The computer's making me feel rushed because it needs to go in for a service. It's got something to do with the cooling system. I'm putting it off because I need to do my 30 days. It seems to be okay if I don't leave it on for too long (no going back and forth to it all day) and blast it with my 20 year old Breezemaster the whole time. Breezy outside, breezy inside :o). Andrew had to vacate the room because it was too breezy.
I've got a House & Garden magazine looking at me from across the table. I'm a sucker for a good home decorating magazine.
Andrew's just gone downstairs to do something on his car and Cody's run around the front to see if he can help.
My cross stitch is coming along slowly.
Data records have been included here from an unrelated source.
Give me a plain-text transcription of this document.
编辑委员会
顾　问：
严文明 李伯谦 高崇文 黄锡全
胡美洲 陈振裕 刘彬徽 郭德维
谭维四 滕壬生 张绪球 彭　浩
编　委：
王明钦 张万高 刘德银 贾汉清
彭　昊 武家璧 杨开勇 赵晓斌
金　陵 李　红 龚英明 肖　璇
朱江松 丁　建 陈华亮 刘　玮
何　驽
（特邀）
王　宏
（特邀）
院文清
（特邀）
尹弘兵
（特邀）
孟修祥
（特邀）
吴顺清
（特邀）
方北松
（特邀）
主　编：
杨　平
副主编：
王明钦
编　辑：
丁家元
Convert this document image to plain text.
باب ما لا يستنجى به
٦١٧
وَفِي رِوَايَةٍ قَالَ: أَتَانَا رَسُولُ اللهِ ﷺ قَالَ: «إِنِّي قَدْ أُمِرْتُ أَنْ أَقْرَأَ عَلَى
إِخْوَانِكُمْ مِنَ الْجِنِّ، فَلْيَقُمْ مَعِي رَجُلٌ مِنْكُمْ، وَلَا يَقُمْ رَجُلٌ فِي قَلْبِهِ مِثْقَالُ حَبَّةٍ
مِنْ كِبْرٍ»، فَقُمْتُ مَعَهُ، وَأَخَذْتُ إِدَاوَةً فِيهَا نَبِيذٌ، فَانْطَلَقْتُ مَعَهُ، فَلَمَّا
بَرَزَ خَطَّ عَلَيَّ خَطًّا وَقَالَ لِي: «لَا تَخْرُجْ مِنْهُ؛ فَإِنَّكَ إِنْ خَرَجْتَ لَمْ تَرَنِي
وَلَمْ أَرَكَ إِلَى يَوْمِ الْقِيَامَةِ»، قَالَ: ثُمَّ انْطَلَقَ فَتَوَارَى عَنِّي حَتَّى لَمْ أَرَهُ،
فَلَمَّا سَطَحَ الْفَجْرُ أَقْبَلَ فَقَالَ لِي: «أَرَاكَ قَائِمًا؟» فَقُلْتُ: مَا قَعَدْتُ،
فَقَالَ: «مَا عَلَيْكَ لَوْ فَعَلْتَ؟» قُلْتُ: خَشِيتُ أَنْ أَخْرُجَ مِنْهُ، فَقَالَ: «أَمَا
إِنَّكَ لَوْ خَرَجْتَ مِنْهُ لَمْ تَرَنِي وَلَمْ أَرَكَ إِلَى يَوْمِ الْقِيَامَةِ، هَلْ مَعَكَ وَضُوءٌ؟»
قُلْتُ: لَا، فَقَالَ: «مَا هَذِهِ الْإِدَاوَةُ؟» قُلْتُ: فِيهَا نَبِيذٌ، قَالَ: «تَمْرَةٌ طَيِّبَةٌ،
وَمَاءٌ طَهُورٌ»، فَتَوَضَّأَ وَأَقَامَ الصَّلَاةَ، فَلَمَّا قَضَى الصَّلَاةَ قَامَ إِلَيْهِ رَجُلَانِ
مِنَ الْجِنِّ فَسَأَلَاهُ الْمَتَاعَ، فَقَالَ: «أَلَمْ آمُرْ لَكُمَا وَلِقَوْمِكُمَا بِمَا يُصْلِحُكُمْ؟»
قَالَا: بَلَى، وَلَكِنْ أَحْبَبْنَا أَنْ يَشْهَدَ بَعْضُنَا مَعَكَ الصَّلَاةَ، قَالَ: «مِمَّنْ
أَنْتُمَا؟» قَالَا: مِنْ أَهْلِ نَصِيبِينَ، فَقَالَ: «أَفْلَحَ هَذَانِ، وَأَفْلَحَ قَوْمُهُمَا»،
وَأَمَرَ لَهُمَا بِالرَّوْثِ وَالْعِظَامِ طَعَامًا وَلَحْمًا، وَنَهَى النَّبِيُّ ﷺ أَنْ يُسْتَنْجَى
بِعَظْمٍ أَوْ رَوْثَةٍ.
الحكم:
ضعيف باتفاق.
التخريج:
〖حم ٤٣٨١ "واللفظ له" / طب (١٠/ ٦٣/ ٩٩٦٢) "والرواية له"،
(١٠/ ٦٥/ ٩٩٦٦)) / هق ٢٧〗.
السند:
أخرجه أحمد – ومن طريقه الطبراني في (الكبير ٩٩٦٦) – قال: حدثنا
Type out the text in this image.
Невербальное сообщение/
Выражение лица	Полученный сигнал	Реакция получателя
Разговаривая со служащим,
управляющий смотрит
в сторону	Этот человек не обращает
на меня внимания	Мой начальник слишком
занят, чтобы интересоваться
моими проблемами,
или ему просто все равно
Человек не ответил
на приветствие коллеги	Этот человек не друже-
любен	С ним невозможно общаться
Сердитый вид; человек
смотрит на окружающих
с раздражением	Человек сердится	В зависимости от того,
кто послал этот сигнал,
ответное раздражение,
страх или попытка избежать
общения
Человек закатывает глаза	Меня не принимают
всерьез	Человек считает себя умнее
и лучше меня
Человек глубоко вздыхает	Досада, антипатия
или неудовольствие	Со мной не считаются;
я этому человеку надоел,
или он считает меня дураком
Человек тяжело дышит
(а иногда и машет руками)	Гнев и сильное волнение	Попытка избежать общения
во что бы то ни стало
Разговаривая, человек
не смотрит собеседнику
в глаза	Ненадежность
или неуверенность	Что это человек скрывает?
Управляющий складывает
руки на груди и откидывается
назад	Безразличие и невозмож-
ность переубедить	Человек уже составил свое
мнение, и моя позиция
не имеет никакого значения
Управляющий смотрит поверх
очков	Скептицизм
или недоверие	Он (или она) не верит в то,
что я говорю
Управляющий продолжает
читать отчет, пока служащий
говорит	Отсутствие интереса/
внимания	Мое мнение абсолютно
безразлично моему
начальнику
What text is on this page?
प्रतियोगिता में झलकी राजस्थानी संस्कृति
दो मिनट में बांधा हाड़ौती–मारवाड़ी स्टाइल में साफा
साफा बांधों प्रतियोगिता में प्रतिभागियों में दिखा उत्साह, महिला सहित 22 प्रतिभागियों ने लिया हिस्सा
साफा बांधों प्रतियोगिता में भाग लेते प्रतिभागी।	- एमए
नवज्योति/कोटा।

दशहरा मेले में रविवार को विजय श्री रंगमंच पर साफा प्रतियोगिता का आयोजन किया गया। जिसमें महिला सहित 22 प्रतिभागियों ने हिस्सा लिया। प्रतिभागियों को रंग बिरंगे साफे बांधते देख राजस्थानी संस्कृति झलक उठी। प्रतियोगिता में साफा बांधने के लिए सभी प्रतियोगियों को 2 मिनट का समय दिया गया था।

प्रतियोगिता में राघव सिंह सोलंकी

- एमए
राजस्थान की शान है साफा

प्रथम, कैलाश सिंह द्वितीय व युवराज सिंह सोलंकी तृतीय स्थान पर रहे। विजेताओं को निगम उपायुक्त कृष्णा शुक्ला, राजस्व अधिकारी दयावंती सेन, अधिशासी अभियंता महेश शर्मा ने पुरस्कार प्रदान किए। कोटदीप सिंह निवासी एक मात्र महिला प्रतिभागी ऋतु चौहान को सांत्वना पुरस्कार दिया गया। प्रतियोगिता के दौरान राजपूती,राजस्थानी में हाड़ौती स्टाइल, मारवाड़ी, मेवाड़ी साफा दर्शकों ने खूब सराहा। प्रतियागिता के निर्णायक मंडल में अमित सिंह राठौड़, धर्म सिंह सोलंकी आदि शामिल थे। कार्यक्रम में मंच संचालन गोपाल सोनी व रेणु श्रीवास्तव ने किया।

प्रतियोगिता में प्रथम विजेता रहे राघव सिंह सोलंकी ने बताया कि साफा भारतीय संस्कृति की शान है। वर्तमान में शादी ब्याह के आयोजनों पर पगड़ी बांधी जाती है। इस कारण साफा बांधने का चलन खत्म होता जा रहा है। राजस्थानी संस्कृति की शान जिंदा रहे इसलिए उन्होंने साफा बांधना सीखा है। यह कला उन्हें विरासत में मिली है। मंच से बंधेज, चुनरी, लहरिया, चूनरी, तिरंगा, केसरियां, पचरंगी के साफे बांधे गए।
I haven't done much over the last week. I've done all the floating-in-the-air bits now though (took lots of checking and re-checking to get them in the right spots), so the rest'll be easier.
I'm feeling chilly. I need another layer on. I've showered and changed, but I've still got my dressing gown on. It keeps my legs warm!
I wonder if we'll get to go out this weekend. I'm not really keen on taking Andrew out if it's breezy - but we might be able to go for a drive for a look-see around the place. Just a quick jaunt would suffice.
Warning - the following might be too much information for some.
I can feel my monthlys coming on. You know that sickly, bit unsettled, yucky feeling? Yeah, don't like it. I was really mad with my period a few months ago (the fact that I was still getting it and it had served me no purpose whatsoever!), but then someone told me that she used to bleed three weeks out of four and I quickly changed my tune. Three weeks out of four - my goodness, isn't that awful?
Later I reflected on my own cycle and all of a sudden I saw it for the miracle it really was. It's amazing how it comes regularly every month like clockwork, does what it's supposed to and then finishes. And it really does have a purpose. That full purpose hasn't been put to good use for me, but that doesn't mean it's not good. My body's doing what it's supposed to; how can I complain about that? I still don't like it - the sickly, yucky feeling and the pain - but it's soon over and all's well.
Yeah, I don't know. Too much information? I don't think so. It's been part of the journey for me.
It's easy to get mad at everything when you're grappling with things....
...it's amazing how a bit of perspective can sort things out, don't you think?